I excused myself to go to the ladies room, and when I came back, the maître d’ had inquired of Suzanne if I were indeed Ms. Hackett. He inquired if the gentleman who left his credit card for this gift was my father, and was most impressed to find out the gift was from my son and daughter in law. Italians highly value mothers and motherhood, and to have a son and his wife give the gift of Harry’s at Christmas to his mother—it MOST impressed the staff. Just touched their hearts. Really.
On my trip to the ladies room, I had spotted a Harry’s Cookbook, and a book about the history of Harry’s. I asked the maître d’ to show them to me. Very interesting.
I hailed the maître d’ and requested in my best Italian if he would mind asking the chef if he was willing to dedicate these books for me. With a real bow this time, from the waist (afterall, it was now established that I am a mother with a generous son and daughter-in-law!) , the tuxedoed maître d’ briskly turned and left the room.
The books reappeared, all signed and dedicated—one dedicated for Elizabeth and one for Matthew. Since they could not be Harry’s with me, I wanted them to have a piece of this experience.
The chef was not at all annoyed to sign–he was, instead, thoroughly delighted to be asked. As we left the upstairs, the entire kitchen staff lined up like a receiving line, to say goodbye to me — a wall of white aprons and beautiful Italian smiles! The chef was in the kitchen which was just a tiny bit larger than the coat room nook—but he waived enthusiastically over the heads of his staff. They do not do that for everyone. It was a pretty amazing moment.
Down the wooden stairs, the lady emerged again from under the coats. The front room now was packed with people, and the staring and scanning was stronger, without a white coat to barrier us. People watched everyone coming or going, in part because people do that. In part, because the people at Harry’s are a fascinating selection.
I thought about Bill Cosby and how he lived so close to me in Lancaster MA (and raised and showed wire hair fox terriers).
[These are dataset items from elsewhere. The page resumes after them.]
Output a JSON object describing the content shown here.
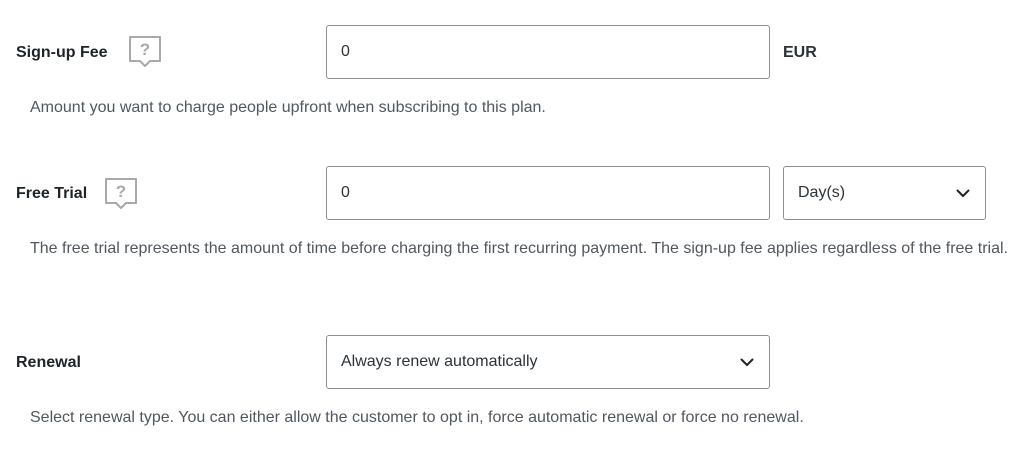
{
  "signup_fee": {
    "label": "Sign-up Fee",
    "help_icon": "question-bubble-icon",
    "value": "0",
    "currency": "EUR",
    "description": "Amount you want to charge people upfront when subscribing to this plan."
  },
  "free_trial": {
    "label": "Free Trial",
    "help_icon": "question-bubble-icon",
    "value": "0",
    "unit_selected": "Day(s)",
    "description": "The free trial represents the amount of time before charging the first recurring payment. The sign-up fee applies regardless of the free trial."
  },
  "renewal": {
    "label": "Renewal",
    "selected": "Always renew automatically",
    "description": "Select renewal type. You can either allow the customer to opt in, force automatic renewal or force no renewal."
  },
  "colors": {
    "border": "#8c8f94",
    "label_text": "#1d2327",
    "description_text": "#50575e",
    "icon": "#a7aaad"
  }
}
But very few people ever saw him coming or going. When I asked around about it, I learned there were private airports just for celebrities. Many flew into Hanscome Airfield in Concord. Just to maintain privacy.
I once saw a rock star jogging along the canal by the bridges on Cape Cod—she had a wall of body guards surrounding her, jogging at her pace: three across, three deep, three at the back. You could catch only a glimpse of her through these large bodies.
The rock star and Bill Cosby would like Harry’s. They would be served exquisite privacy. And amazing food.
Stories are told only about a very few visitors—some are in the books I bought. Hemingway was known to take four bottles of wine with him after dinner, to drink and write all evening. By morning the four bottles would be outside of his hotel room door, and presumably some text would have been birthed from it all. Queen Elizabeth and Prince Phillip reportedly visited Harry’s. I can see that, easily.
While there was no Dorothy Parker in the downstairs room (I checked again on the way out ;o), I was reminded of her quote: “I do not know much about being a millionaire. But I bet I’d be darling at it.”